Indira Gandhi as prime minister had justified her decision to delink the Lok Sabha and the assembly elections in 1971 on the grounds that voters should be mobilised on an all-India agenda for the Lok Sabha elections and state-level issues for others. But now assembly elections are held throughout the year. An illustration from 2014 will substantiate the above argument if one keeps in mind that the year witnessed not only the Lok Sabha elections but also elections in several states, ending with Jharkhand and Jammu and Kashmir.

The rationale behind issue-based elections has proved a myth because Indira Gandhi, Rajiv Gandhi, Atal Bihari Vajpayee, Sonia Gandhi or Narendra Modi have campaigned actively in every assembly election by giving it a national significance. Narendra Modi was chief election campaigner of the BJP for the Lok Sabha and the assembly elections whenever they were held in 2014 and in all his election rallies he talked on the same issues.

Second, in the post-delinking phase, the role of money power has increased. Huge amounts are required for each and every assembly election. It has been estimated that the BJP spent `1,500 crore only on the Lok Sabha elections of 2014 and almost the same amount was spent by all other parties during the Maharashtra, Haryana, Telangana and Andhra Pradesh elections for the same year. Modi himself observed on October 4: “How can a government in New Delhi work with someone who shuts the doors on us ...” and “someone who doesn’t have the courage to share a platform with me”. He went on in the same vein in Haryana: “If you want me to serve you and bring in change, I do not want any railway crossings (fatak) or speed breakers on the road from Delhi to Haryana.”

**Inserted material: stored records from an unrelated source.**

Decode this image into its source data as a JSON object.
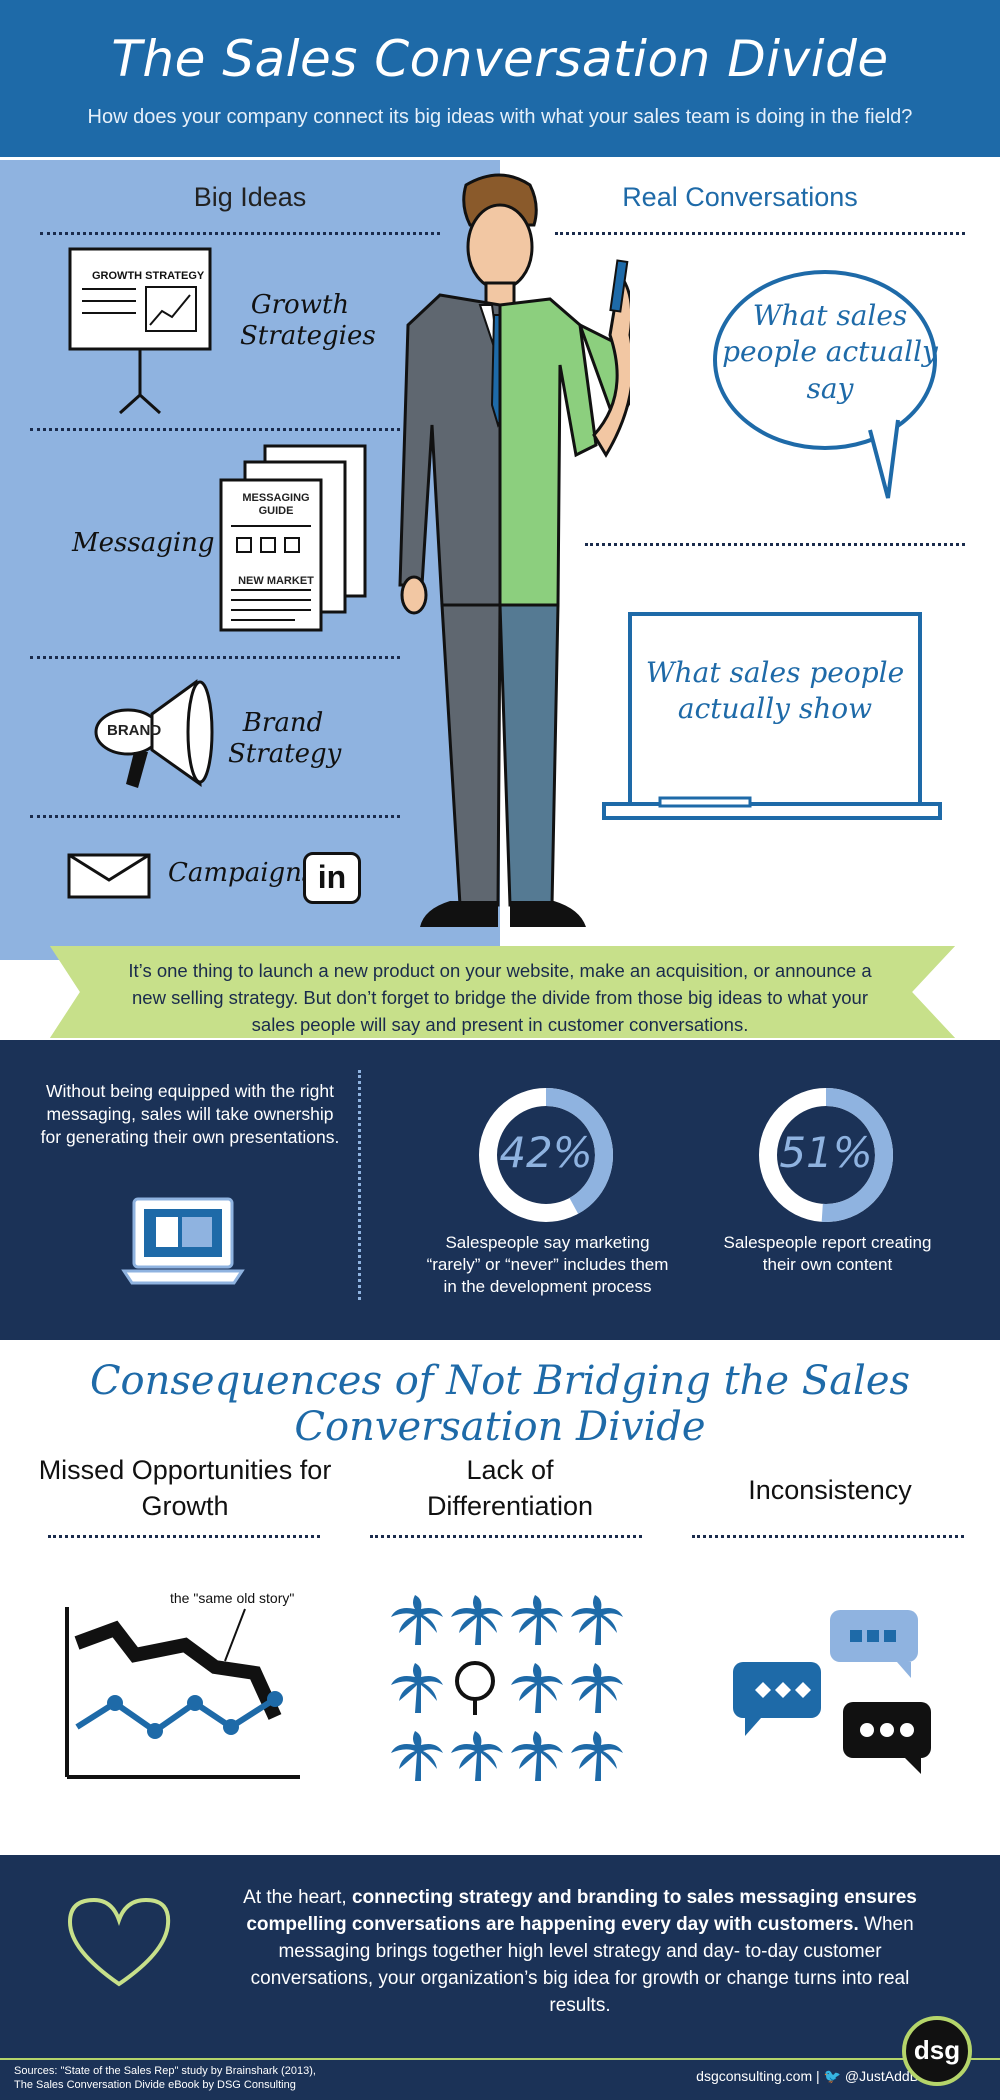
{
  "header": {
    "title": "The Sales Conversation Divide",
    "subtitle": "How does your company connect its big ideas with what your sales team is doing in the field?"
  },
  "big_ideas": {
    "heading": "Big Ideas",
    "easel_label": "GROWTH STRATEGY",
    "growth_label": "Growth Strategies",
    "messaging_label": "Messaging",
    "guide_line1": "MESSAGING",
    "guide_line2": "GUIDE",
    "guide_line3": "NEW MARKET",
    "brand_badge": "BRAND",
    "brand_label": "Brand Strategy",
    "campaigns_label": "Campaigns",
    "linkedin_badge": "in"
  },
  "real_conversations": {
    "heading": "Real Conversations",
    "say_text": "What sales people actually say",
    "show_text": "What sales people actually show"
  },
  "banner": {
    "text": "It’s one thing to launch a new product  on your website, make an acquisition, or announce a new selling strategy. But don’t forget to bridge the divide from those big ideas to what your sales people will say and present in customer conversations."
  },
  "stats": {
    "lead_text": "Without being equipped with the right messaging, sales will take ownership for generating their own presentations.",
    "items": [
      {
        "value": "42%",
        "fraction": 0.42,
        "caption": "Salespeople say marketing “rarely” or “never” includes them in the development process"
      },
      {
        "value": "51%",
        "fraction": 0.51,
        "caption": "Salespeople report creating their own content"
      }
    ]
  },
  "consequences": {
    "title": "Consequences of Not Bridging the Sales Conversation Divide",
    "items": [
      {
        "heading": "Missed Opportunities for Growth"
      },
      {
        "heading": "Lack of Differentiation"
      },
      {
        "heading": "Inconsistency"
      }
    ],
    "chart_note": "the \"same old story\""
  },
  "closing": {
    "text_1": "At the heart, ",
    "text_bold": "connecting strategy and branding to sales messaging ensures compelling conversations are happening every day with customers.",
    "text_2": " When messaging brings together high level strategy and day- to-day customer conversations, your organization’s big idea for growth or change turns into real results."
  },
  "footer": {
    "sources_line1": "Sources: \"State of the Sales Rep\" study by Brainshark (2013),",
    "sources_line2": "The Sales Conversation Divide eBook by DSG Consulting",
    "website": "dsgconsulting.com",
    "twitter": "@JustAddDSG",
    "logo": "dsg"
  },
  "colors": {
    "brand_blue": "#1e6aa8",
    "light_blue": "#8fb3e0",
    "navy": "#1b3257",
    "lime": "#c7e08a"
  }
}
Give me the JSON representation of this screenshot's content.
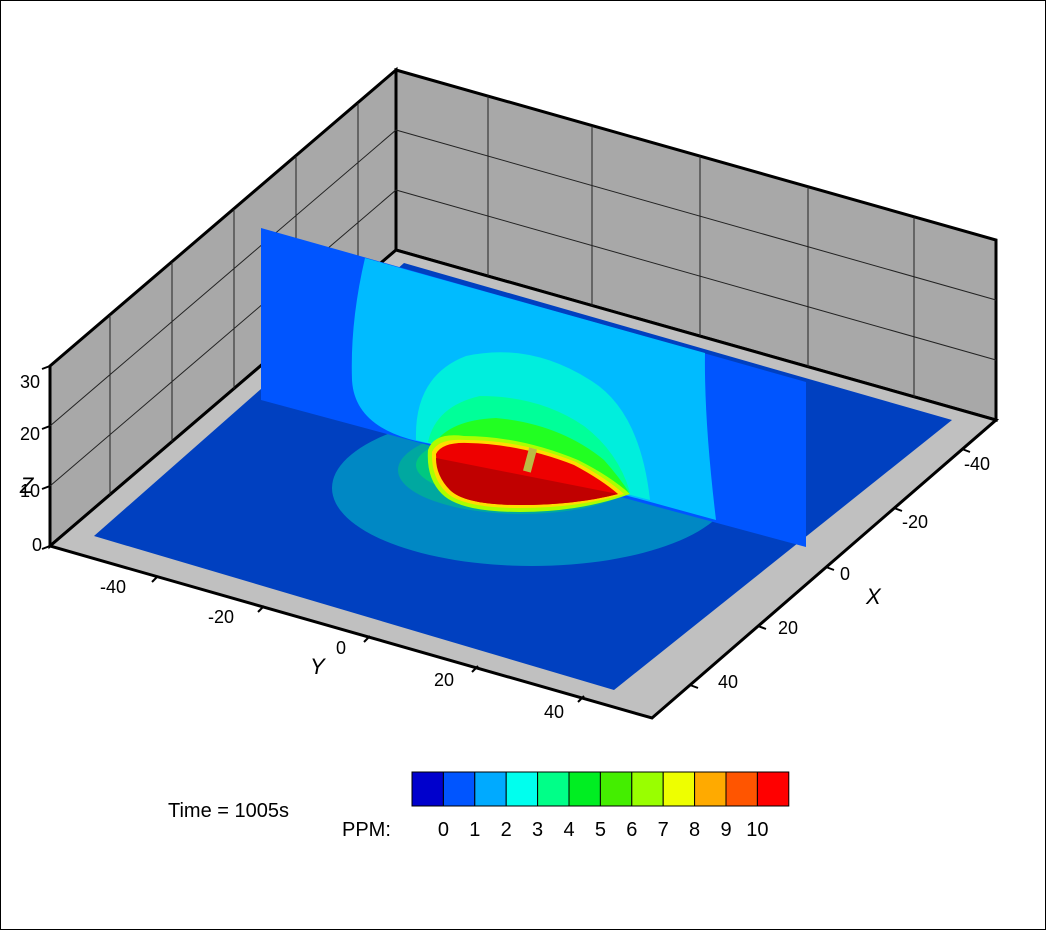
{
  "chart_data": {
    "type": "heatmap",
    "title": "",
    "time_label": "Time = 1005s",
    "x_axis": {
      "label": "X",
      "ticks": [
        "-40",
        "-20",
        "0",
        "20",
        "40"
      ],
      "range": [
        -50,
        50
      ]
    },
    "y_axis": {
      "label": "Y",
      "ticks": [
        "-40",
        "-20",
        "0",
        "20",
        "40"
      ],
      "range": [
        -50,
        50
      ]
    },
    "z_axis": {
      "label": "Z",
      "ticks": [
        "0",
        "10",
        "20",
        "30"
      ],
      "range": [
        0,
        30
      ]
    },
    "legend": {
      "label": "PPM:",
      "levels": [
        "0",
        "1",
        "2",
        "3",
        "4",
        "5",
        "6",
        "7",
        "8",
        "9",
        "10"
      ],
      "colors": [
        "#0000cc",
        "#0055ff",
        "#00aaff",
        "#00ffee",
        "#00ff88",
        "#00ee22",
        "#44ee00",
        "#99ff00",
        "#eeff00",
        "#ffaa00",
        "#ff5500",
        "#ff0000"
      ]
    },
    "grid": true
  }
}
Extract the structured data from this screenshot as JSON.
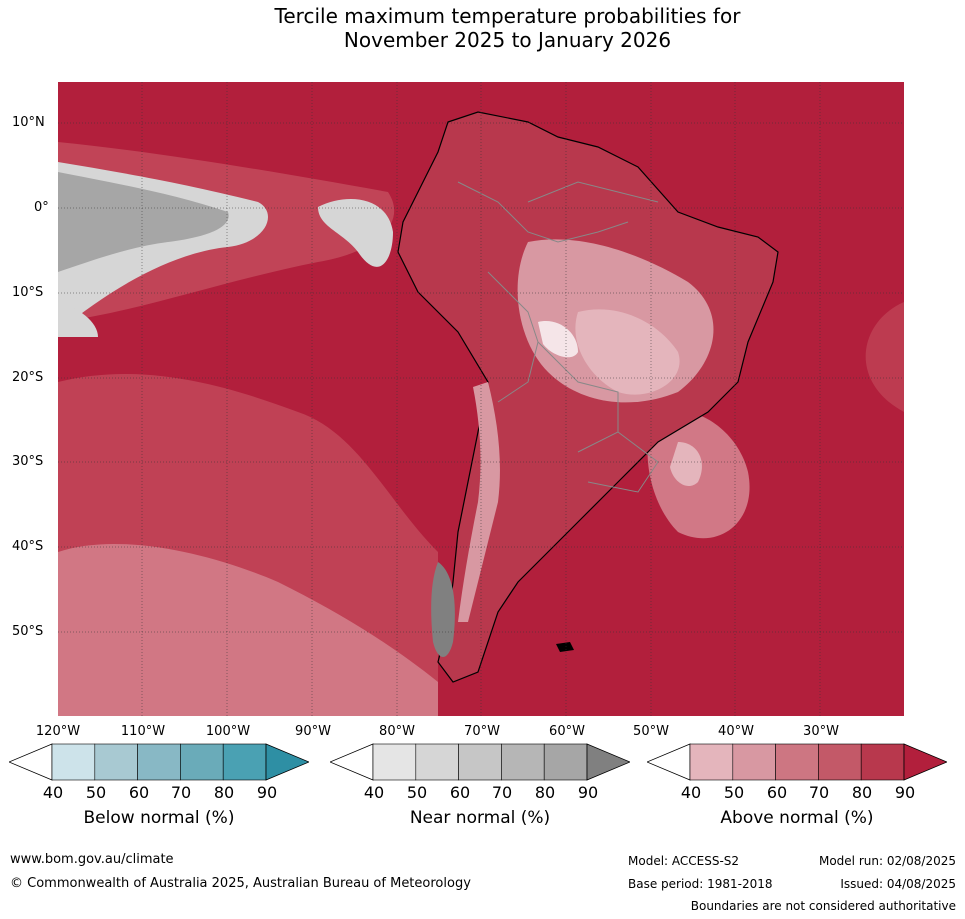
{
  "title": {
    "line1": "Tercile maximum temperature probabilities for",
    "line2": "November 2025 to January 2026"
  },
  "map": {
    "lat_labels": [
      "10°N",
      "0°",
      "10°S",
      "20°S",
      "30°S",
      "40°S",
      "50°S"
    ],
    "lon_labels": [
      "120°W",
      "110°W",
      "100°W",
      "90°W",
      "80°W",
      "70°W",
      "60°W",
      "50°W",
      "40°W",
      "30°W"
    ],
    "colors": {
      "ocean_deep": "#b21f3c",
      "ocean_mid": "#c44e5e",
      "land_light": "#d88f99",
      "near_grey": "#a6a6a6",
      "near_light": "#d6d6d6",
      "coast": "#000000",
      "border": "#888888"
    }
  },
  "colorbars": [
    {
      "name": "below",
      "title": "Below normal (%)",
      "ticks": [
        "40",
        "50",
        "60",
        "70",
        "80",
        "90"
      ],
      "colors": [
        "#cde3ea",
        "#a8c9d2",
        "#88b8c5",
        "#6aabb9",
        "#4aa1b3",
        "#2e8fa4"
      ]
    },
    {
      "name": "near",
      "title": "Near normal (%)",
      "ticks": [
        "40",
        "50",
        "60",
        "70",
        "80",
        "90"
      ],
      "colors": [
        "#e5e5e5",
        "#d6d6d6",
        "#c6c6c6",
        "#b6b6b6",
        "#a6a6a6",
        "#808080"
      ]
    },
    {
      "name": "above",
      "title": "Above normal (%)",
      "ticks": [
        "40",
        "50",
        "60",
        "70",
        "80",
        "90"
      ],
      "colors": [
        "#e4b5bc",
        "#d898a2",
        "#cd7682",
        "#c35968",
        "#b8384d",
        "#b21f3c"
      ]
    }
  ],
  "footer": {
    "website": "www.bom.gov.au/climate",
    "copyright": "© Commonwealth of Australia 2025, Australian Bureau of Meteorology",
    "model": "Model: ACCESS-S2",
    "base_period": "Base period: 1981-2018",
    "model_run": "Model run: 02/08/2025",
    "issued": "Issued: 04/08/2025",
    "disclaimer": "Boundaries are not considered authoritative"
  }
}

Third, the Election Commission, the state administrative machinery, and the central and state armed and paramilitary forces remain engaged throughout the year.
It has often been observed that governments in states change when there is the same government at the Centre, and vice versa. This causes renegotiations in funds transfer, thus upsetting the structure of financial federalism. The model code of conduct paralyses governments during elections as it happened in the case of Jammu & Kashmir. The state government there is unable to take care of the families displaced by the recent floods. Hence there is a need for restoring the pre-1971 electoral system, which allowed for simultaneous polls.